Unterdessen führte Claudius, während er in einem einsamen Theile des Gartens seine Abendcigarre rauchte, in ähnlicher Weise ein Selbstgespräch. Auch er sagte sich, daß es so nicht weiter gehen könne. Diese elegante Else Heydecker – ein „Weltkind“ im wahren, wenn auch nicht im schlimmen Sinne des Wortes – bildete in Erscheinung und Wesen das vollkommene Gegenstück zu dem Weibe, welches er hinter der Schreiberin jener beiden eigenartigen Briefe vermuthet hatte und das seiner „Erträumten“ in jedem Zuge glich. Und doch mußte er seinen Nachforschungen zufolge gerade in ihr die Verfasserin der Episteln vor sich haben. Vermochte sich Else in der That nicht anders zu geben, hatte sie nur während des Briefwechsels mit ihm ein anderes Selbst „angezogen“? Dann war der Stern, dem er gefolgt, nichts als ein „Irrlicht“ gewesen, und er konnte nach gewonnener Erkenntniß nichts besseres thun, als still heimpilgern, heim in die gewohnte Einsamkeit.

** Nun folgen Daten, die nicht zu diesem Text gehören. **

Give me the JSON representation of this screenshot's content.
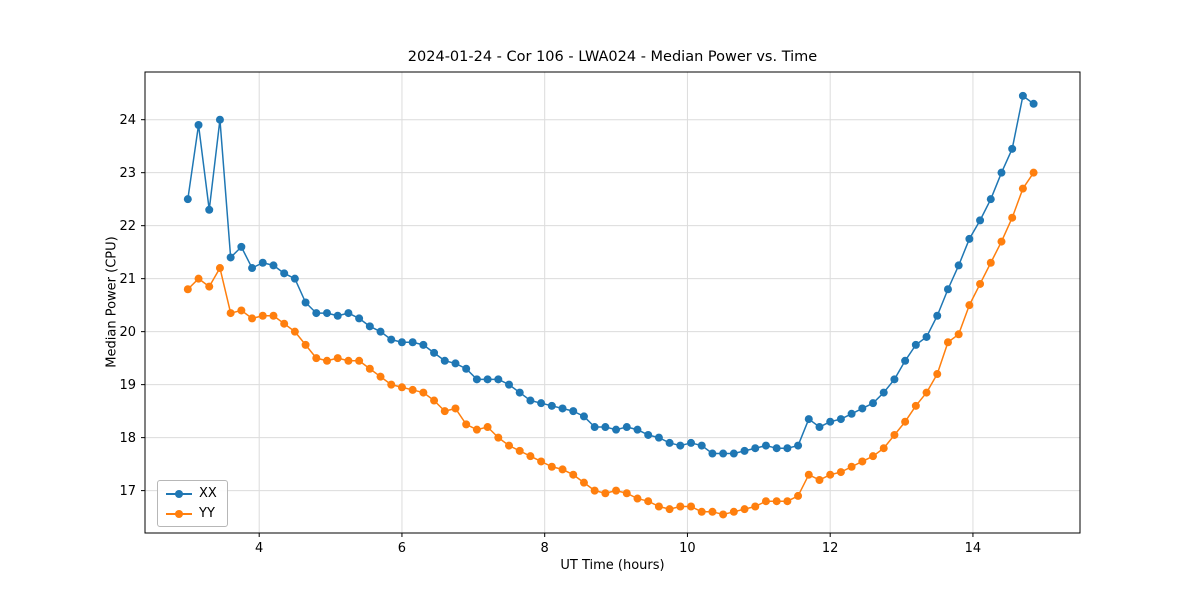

„Da bin ich wieder, Gerlach! Der ‚Roman‘ hat nun wirklich sein wohlverdientes Ende erreicht, Sie sollen das Schlußkapitel hören; dann aber ein für allemal ins Grab der Vergessenheit mit ihm!“ So hörte Claudius schon im voraus sich selber sprechen.

Am folgenden Tage stellte die Forsträthin der Tischgesellschaft einen Gast vor, der sich zum Besuch bei ihr eingestellt hatte. „Freiherr von Grollmann-Uckerhaus, Premierlieutenant bei den Dragonern, Bruder der Braut meines Sohnes, des Assessors, der unlängst nach Berlin versetzt wurde,“ ließ sich die alte Dame umständlich, mit sichtlichem Stolze vernehmen. Fräulein Else hatte ein sehr kleidsames, „dragonerblaues“ Kleid angelegt und schien trefflicher Laune. Offenbar war der Gast durch sie über die Tischgenossen, insbesondere über den „Fall Claudius“ einigermaßen unterrichtet worden, denn er warf bisweilen einen prüfenden, keineswegs freundlichen Blick zu dem Fabrikherrn hinüber, was diesen höchlich belustigte.

Für den Abend hatte die Badverwaltung ein Konzert mit Feuerwerk angesetzt und die gesammte Pensionsgesellschaft fand sich deshalb nach zeitig eingenommener Abendmahlzeit vergnüglich im nahen Kurgarten ein, Claudius allein war zurückgeblieben, um die im Hause herrschende Ruhe zur Erledigung von geschäftlichen Angelegenheiten zu benutzen. Nach beendeter Arbeit zog er sich in seinen Lieblingswinkel im Musikzimmer zurück, in eine vom Mittelpunkt des großen Raumes ziemlich entfernte und deshalb außerhalb des Lichtbereichs liegende, tiefe Fensternische.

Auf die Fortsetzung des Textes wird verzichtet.